Supporting the front-of-the-house action is a back-of-the-house prep area. Since Salata’s menu consists of mostly cold items, 80 percent to 90 percent of the prep work occurs before 10 a.m. Staff place prepped ingredients into cold storage and access them when necessary.
As a salad concept, the chain’s prep focuses on cleaning and cutting vegetables. The simple and efficient cold prep station consists of two six-foot work tables and two vegetable sinks. Smallwares include knives and cutting boards, as well as various “slicers and dicers,” Laborde says.
In certain instances, Salata staffers will cut produce by hand. For example, try machine dicing out-of-season strawberries, and you’ll end up with strawberry jam, Laborde notes. Other times, Salata simply prefers that its produce be hand cut. While it may take longer, he adds, hand cutting reinforces the Salata experience by producing food that looks and feels more authentic and less processed.
This approach also gives team members more ownership of the product, Laborde notes. By doing the work themselves, staffers become more invested in the quality of the food they serve. Ownership is driven home by an interesting rule of thumb in Salata’s operations: The person who prepped the ingredient in the morning is the same one who serves it on the line.
“If I’m going to cut up mushy tomatoes, I’m going to have to look you in the face and put them on your salad,” Laborde says. “I think part of that subliminally helps. We have staff all the time say, ‘No, no, no. This isn’t right.’”
While the cold prep setup generally remains the same after the redesign, the hot prep has changed significantly. The area used to have three pieces of hot equipment: a grill, a conventional oven and a two-burner range. Now, the grill and conventional oven have been replaced by a single combi oven.
The chain uses the combi to do nearly all of its cooking, including crisping pita chips, baking chicken and even poaching salmon. It also makes it easier for Salata to roll out new menu items. After developing a recipe that uses the combi oven, Salata’s culinary team can email it. Then, staff at each location can load the new recipe into the combi ovens using a thumb drive.
At that point, all staffers need to do to deploy a new item is season the food, place it in the oven and push a few buttons on the control panel. “As a product development person, it’s the coolest thing ever,” says Laborde.

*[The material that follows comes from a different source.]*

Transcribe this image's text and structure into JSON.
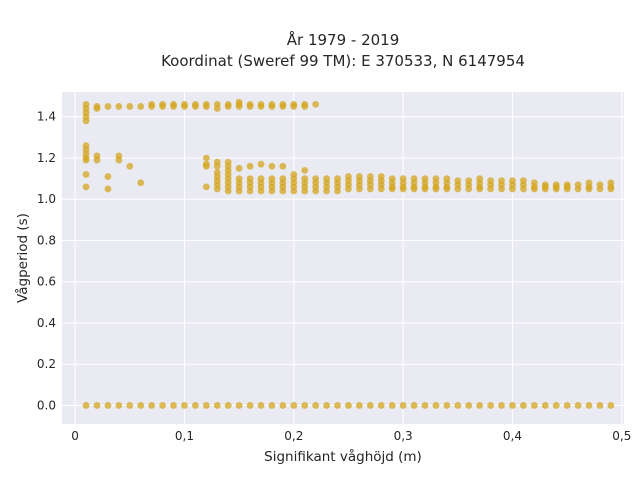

With the chain’s new prototype in place, Salata is nearing the point of selling franchised stores once again. It initially will focus on building out its footprint in Texas, as well as in Chicago and Los Angeles, where it also has stores, says Laborde.
In addition to the new prototype, any franchisees that come on board during this period will also benefit from the work Salata has done to improve its franchisee system. One highlight of this system is the creation of corporate training centers. These centers will allow the chain to get new franchisees up to speed easily and train/retrain managers quickly. They will also serve as miniature corporate offices to their markets, providing whatever support they can.
The chain has ambitious goals and has done all it can to make them reachable. In doing so, this next-generation salad bar could be the next big thing in healthy eating.